Sobron tak menampik ketika saya mengatakan; kalau demikian membaca sangat penting.  Mungkin dia tersenyum saat membalas email saya untuk kesekian kalinya.  Mungkin pula dia membayangkan seorang anak muda – di saat itu – yang penuh semangat dan berapi-api.

Pertanyaan saya, dengan situasi banjir informasi serta kemajuan teknologi hari ini; Anak muda mana yang masih gemar membaca? Anak muda mana yang masih ingin mengasah keterampilan berlogika?

Sebentar lagi, buku-buku mungkin akan menjadi barang antik.  Semuanya akan diganti dengan video pendek di YouTube, Instagram dan TikTok, atau pesan-pesan sarkas yang beredar di platform X.  Anak muda – tak menutup kemungkinan juga orang tua – sungguh gampang tertipu oleh informasi yang belum tentu kebenarannya.  Apa lagi beberapa platform di internet saat ini sudah menyediakan beragam fitur membuat video dengan mudah.

Bahkan, Artificial Intelligent  akan menggantikan tugas-tugas yang selama ini dikerjakan manusia.  Kita tentu tak bisa membohongi diri akan situasi ini. Situasi dimana teknologi telah menguasai sebagian besar kehidupan manusia.

“Dunia ini terus berkembang,” kata Sobron – semoga saya tidak salah kutip.

Saya mengangguk tanda setuju.  Anggukan yang tak pernah sekalipun disaksikan Sobron.  Sebuah isyarat yang lantas saya sendiri mempertanyakannya; mengapa saya setuju?

Seturut itu, saya kembali pada teks MADILOG.  “Tiada barang yang tinggal tetap. Segala sesuatu berubah, bergerak, berkembang,” tulis Tan Malaka.

Saya membayangkan sebuah meja kerja, lengkap dengan pajangan foto dan seperangkat laptop di atasnya.  Lha, itu tetap, kata saya dalam hati.  Tapi mengapa Tan Malaka mengatakan demikian?

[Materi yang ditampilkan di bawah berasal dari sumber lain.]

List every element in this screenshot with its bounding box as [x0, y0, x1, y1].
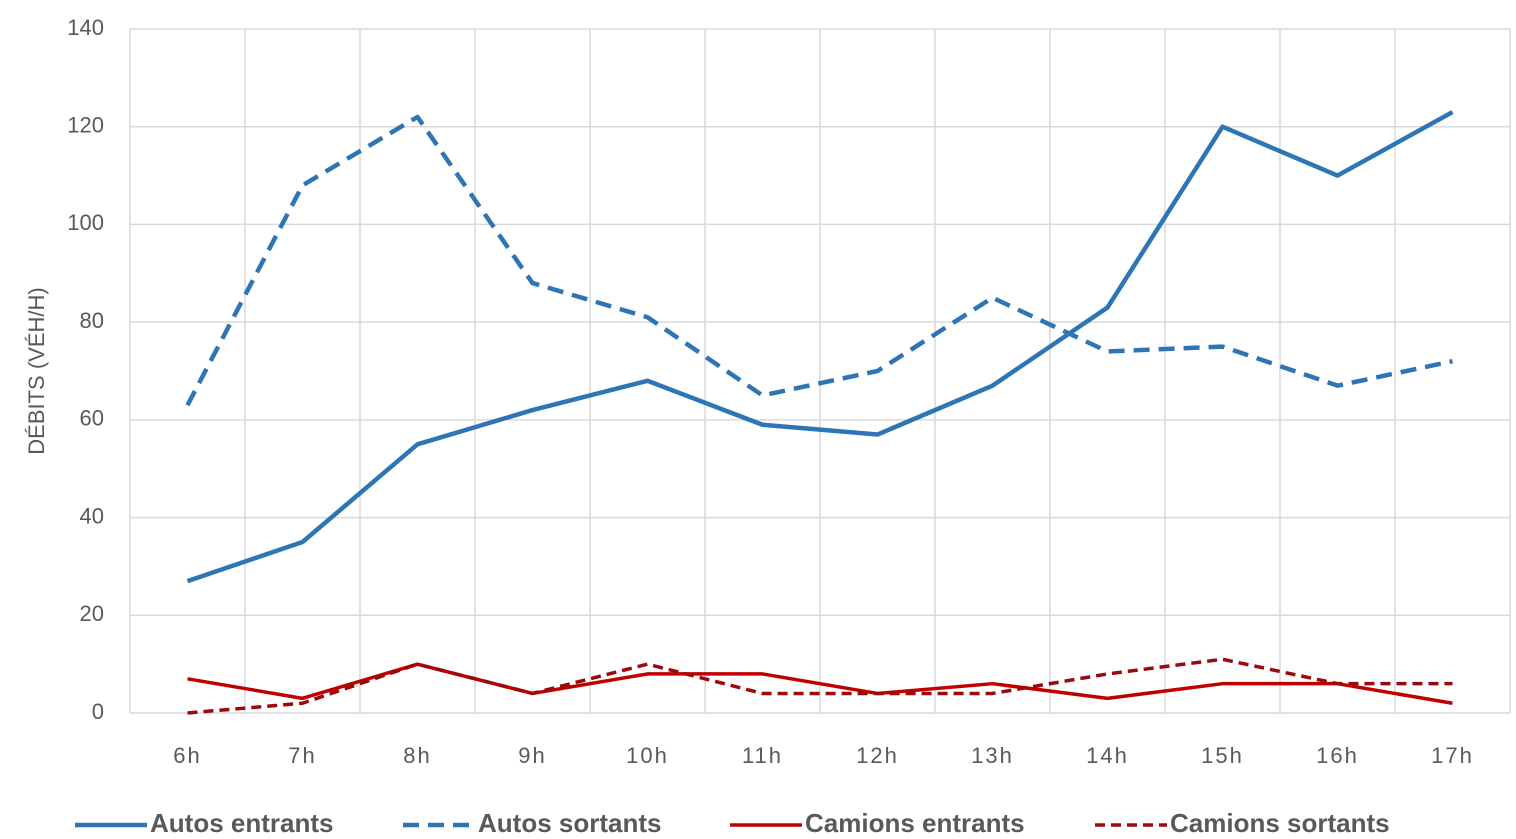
y-tick-label: 140 — [67, 15, 104, 40]
x-tick-label: 14h — [1086, 743, 1129, 768]
x-tick-label: 16h — [1316, 743, 1359, 768]
legend-label: Autos sortants — [478, 808, 661, 838]
legend-label: Camions entrants — [805, 808, 1025, 838]
x-tick-label: 9h — [518, 743, 546, 768]
legend-label: Camions sortants — [1170, 808, 1390, 838]
x-tick-label: 7h — [288, 743, 316, 768]
series-line — [186, 110, 1454, 584]
x-tick-label: 8h — [403, 743, 431, 768]
x-tick-label: 10h — [626, 743, 669, 768]
x-tick-label: 13h — [971, 743, 1014, 768]
y-tick-label: 80 — [80, 308, 104, 333]
y-tick-label: 20 — [80, 601, 104, 626]
y-axis-label: DÉBITS (VÉH/H) — [24, 287, 49, 454]
x-tick-label: 15h — [1201, 743, 1244, 768]
x-tick-label: 17h — [1431, 743, 1474, 768]
series-line — [187, 657, 1453, 715]
legend-label: Autos entrants — [150, 808, 333, 838]
y-tick-label: 60 — [80, 406, 104, 431]
x-tick-label: 6h — [173, 743, 201, 768]
x-tick-label: 12h — [856, 743, 899, 768]
x-tick-label: 11h — [742, 743, 783, 768]
y-tick-label: 100 — [67, 210, 104, 235]
y-tick-label: 0 — [92, 699, 104, 724]
y-tick-label: 120 — [67, 113, 104, 138]
y-tick-label: 40 — [80, 503, 104, 528]
series-line — [185, 114, 1453, 407]
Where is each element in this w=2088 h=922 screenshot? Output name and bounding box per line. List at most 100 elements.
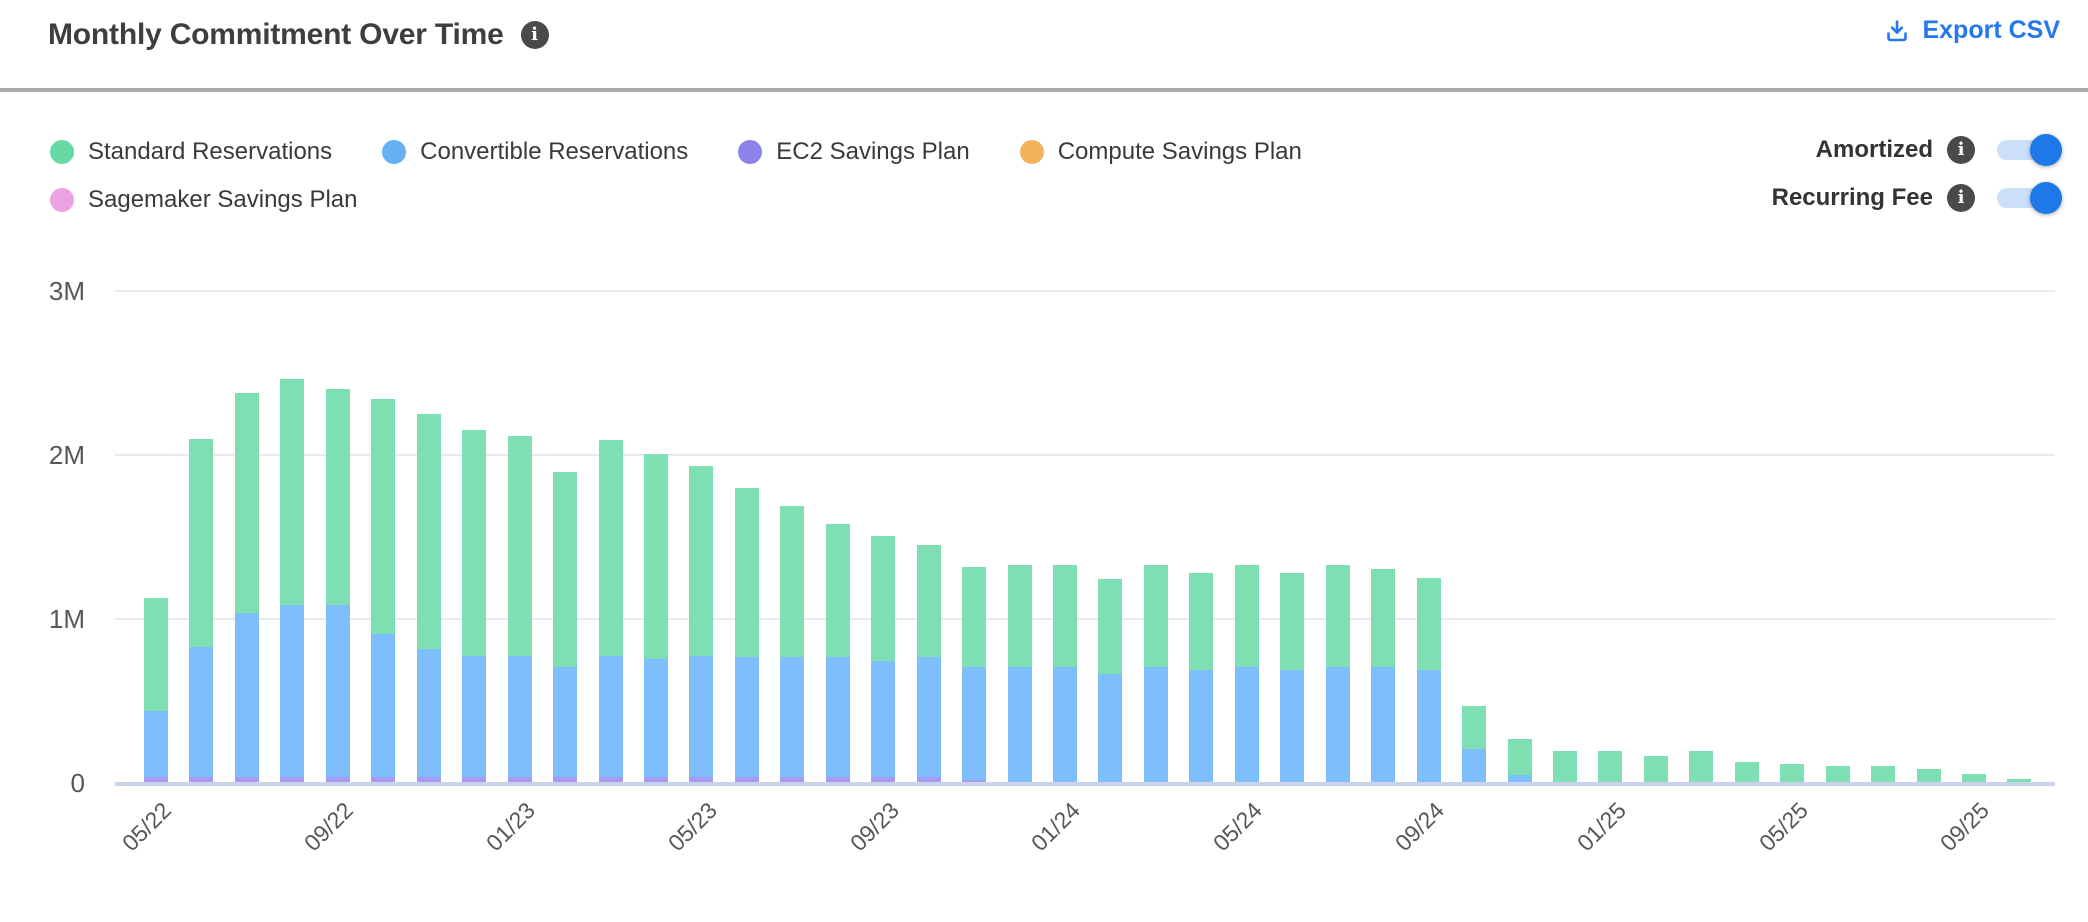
bar-05-24[interactable] <box>1234 565 1259 782</box>
bar-04-25[interactable] <box>1734 762 1759 782</box>
bar-02-23[interactable] <box>553 472 578 782</box>
bar-segment-convertible-reservations <box>234 613 259 777</box>
gridline-2M <box>115 454 2055 456</box>
amortized-switch[interactable] <box>1997 134 2062 166</box>
bar-segment-convertible-reservations <box>1416 670 1441 782</box>
legend-dot-icon <box>50 188 74 212</box>
bar-segment-standard-reservations <box>1416 578 1441 670</box>
bar-02-25[interactable] <box>1643 756 1668 782</box>
bar-08-24[interactable] <box>1371 569 1396 782</box>
recurring-fee-info-icon[interactable]: i <box>1947 184 1975 212</box>
recurring-fee-switch[interactable] <box>1997 182 2062 214</box>
legend-item-convertible-reservations[interactable]: Convertible Reservations <box>382 138 688 166</box>
bar-01-25[interactable] <box>1598 751 1623 782</box>
bar-segment-ec2-savings-plan <box>916 777 941 782</box>
legend-item-ec2-savings-plan[interactable]: EC2 Savings Plan <box>738 138 970 166</box>
download-icon <box>1887 19 1908 41</box>
legend-item-label: Sagemaker Savings Plan <box>88 186 358 213</box>
bar-segment-convertible-reservations <box>507 656 532 777</box>
bar-05-22[interactable] <box>144 598 168 782</box>
bar-segment-standard-reservations <box>1462 706 1487 749</box>
bar-segment-convertible-reservations <box>916 657 941 777</box>
bar-12-24[interactable] <box>1552 751 1577 782</box>
bar-01-24[interactable] <box>1053 565 1077 782</box>
bar-12-22[interactable] <box>462 430 487 782</box>
bar-segment-convertible-reservations <box>1280 670 1305 782</box>
legend-item-label: Convertible Reservations <box>420 138 689 165</box>
bar-07-22[interactable] <box>234 393 259 782</box>
amortized-info-icon[interactable]: i <box>1947 136 1975 164</box>
bar-01-23[interactable] <box>507 436 532 782</box>
legend-item-sagemaker-savings-plan[interactable]: Sagemaker Savings Plan <box>50 186 357 214</box>
bar-segment-standard-reservations <box>507 436 532 656</box>
bar-09-23[interactable] <box>871 536 896 782</box>
bar-segment-convertible-reservations <box>1462 749 1487 782</box>
bar-segment-ec2-savings-plan <box>234 777 259 782</box>
bar-12-23[interactable] <box>1007 565 1032 782</box>
title-info-icon[interactable]: i <box>520 21 549 49</box>
bar-10-24[interactable] <box>1462 706 1487 782</box>
bar-segment-standard-reservations <box>1780 764 1805 782</box>
bar-05-23[interactable] <box>689 466 714 782</box>
bar-10-23[interactable] <box>916 545 941 782</box>
bar-11-22[interactable] <box>416 414 441 782</box>
bar-07-24[interactable] <box>1325 565 1350 782</box>
legend-row: Standard Reservations Convertible Reserva… <box>50 136 1302 168</box>
bar-06-22[interactable] <box>189 439 214 782</box>
bar-08-23[interactable] <box>825 524 850 782</box>
bar-segment-standard-reservations <box>1825 766 1850 782</box>
bar-09-25[interactable] <box>1962 774 1986 782</box>
bar-segment-ec2-savings-plan <box>144 777 168 782</box>
legend-item-label: EC2 Savings Plan <box>776 138 970 165</box>
bar-segment-standard-reservations <box>780 506 805 657</box>
legend-item-compute-savings-plan[interactable]: Compute Savings Plan <box>1019 138 1302 166</box>
amortized-toggle-row: Amortized i <box>1772 134 2062 166</box>
gridline-3M <box>115 290 2055 292</box>
bar-06-24[interactable] <box>1280 573 1305 782</box>
bar-10-25[interactable] <box>2007 779 2032 782</box>
bar-segment-standard-reservations <box>1280 573 1305 670</box>
bar-segment-standard-reservations <box>1916 769 1941 782</box>
bar-06-25[interactable] <box>1825 766 1850 782</box>
bar-segment-convertible-reservations <box>416 649 441 777</box>
bar-segment-convertible-reservations <box>871 661 896 777</box>
bar-11-24[interactable] <box>1507 739 1532 782</box>
bar-09-22[interactable] <box>325 389 350 782</box>
bar-06-23[interactable] <box>734 488 759 782</box>
y-tick-label-2M: 2M <box>48 440 85 470</box>
toggle-group: Amortized i Recurring Fee i <box>1772 134 2062 214</box>
legend-dot-icon <box>382 140 407 164</box>
bar-segment-convertible-reservations <box>325 605 350 777</box>
bar-07-25[interactable] <box>1871 766 1896 782</box>
legend-item-standard-reservations[interactable]: Standard Reservations <box>50 138 332 166</box>
bar-11-23[interactable] <box>962 567 987 782</box>
bar-10-22[interactable] <box>371 399 396 782</box>
export-csv-button[interactable]: Export CSV <box>1884 16 2060 45</box>
bar-segment-convertible-reservations <box>371 634 396 777</box>
bar-02-24[interactable] <box>1098 579 1123 782</box>
bar-segment-standard-reservations <box>1689 751 1714 782</box>
bar-03-24[interactable] <box>1143 565 1168 782</box>
bar-segment-convertible-reservations <box>962 667 987 780</box>
bar-04-23[interactable] <box>643 454 668 782</box>
bar-09-24[interactable] <box>1416 578 1441 782</box>
bar-segment-convertible-reservations <box>689 656 714 777</box>
bar-segment-standard-reservations <box>689 466 714 656</box>
header-divider <box>0 88 2088 92</box>
bar-04-24[interactable] <box>1189 573 1214 782</box>
bar-03-25[interactable] <box>1689 751 1714 782</box>
bar-segment-standard-reservations <box>643 454 668 659</box>
bar-segment-convertible-reservations <box>1507 775 1532 782</box>
bar-segment-convertible-reservations <box>1053 667 1077 782</box>
bar-08-25[interactable] <box>1916 769 1941 782</box>
panel-header: Monthly Commitment Over Time i Export CS… <box>0 0 2088 88</box>
bar-03-23[interactable] <box>598 440 623 782</box>
bar-segment-ec2-savings-plan <box>462 777 487 782</box>
bar-segment-standard-reservations <box>371 399 396 634</box>
bar-segment-standard-reservations <box>962 567 987 667</box>
export-csv-label: Export CSV <box>1922 16 2060 44</box>
bar-08-22[interactable] <box>280 379 305 782</box>
bar-07-23[interactable] <box>780 506 805 782</box>
bar-segment-standard-reservations <box>1053 565 1077 667</box>
bar-05-25[interactable] <box>1780 764 1805 782</box>
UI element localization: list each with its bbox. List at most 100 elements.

Melanjutkan mambaca MADILOG betul-betul menguras pikiran.  Saya harus mencerna kalimat demi kalimat.  Belakangan saya sadar, bagaimana kita akan terliterasi dengan baik jika maksud kalimat saja sulit dipahami.  Saya beruntung karena Sobron membantu.  Pada akhirnya saya mahfum bahwa meja dan segala perangkatnya itu bukanlah sesuatu yang statis, dia bergerak mengikut pusingan bumi, seturut dengan berkembangnya alam semesta.

Tentu saja ini sejalan dengan perkembangan teknologi.  Misalnya; Saya yang dibesarkan dengan tivi hitam putih, turut pula merasakan tivi dengan penutup layar bewarna pelangi, sebelum akhirnya ada teknologi tivi bewarna, hingga plasma.

Demikian pula mula saya mengenal internet.  Seorang sahabat yang kuliah di Amerika membantu saya membuatkan akun email di platform usa.net kala itu.  Perkembangan teknologi akhirnya mempertemukan saya dengan hotmail.com, yahoo.com dan gmail.com. Lewat email, saya belajar berkenalan daring dengan orang-orang yang entah berasal dari dunia bagian mana.  Kala itu, platform friendster sangat popular sebelum diruntuhkan oleh dominasi facebook.

Generasi saya yang terpojok dalam sutuasi kurang fasilitas ini, telah berjibaku menyesuaikan diri dengan perubahan.  Internet kemudian merajai dunia, tak ada yang dapat menolak perkembangan ini.  Tapi banyak pula orang terpuruk dalam racun internet yang membuat situasi bertambah rumit, karena sebagian mereka terjerat pada kecanduan akut.

Tak sedikit anak muda – bahkan juga para orangtua – hari ini keranjingan judi online (judol).  Mereka sulit terbebas dari jerat spekulasi dan berharap akan menang.  Kendati teori-teori psikologi telah buncah di mana-mana, mengajarkan bagaimana judol membelenggu pikiran manusia, tetap saja mereka tak mampu lepas dari jerat judol.

Dalam konteks inilah, Tan Malaka sudah mengajarkan dialektika; sebuah proses pergerakan dan perubahan yang berkembang lewat kontradiksi.  Teori ini mulai dari tesis yang merangkak menuju puncak parabola yang disebut antitesis, lalu turun menjadi sintesis.  Lantas, sintesis menjadi tesis baru dan begitulah seterusnya.  Itulah ilmu pengetahuan, dia berkembang seturut zaman.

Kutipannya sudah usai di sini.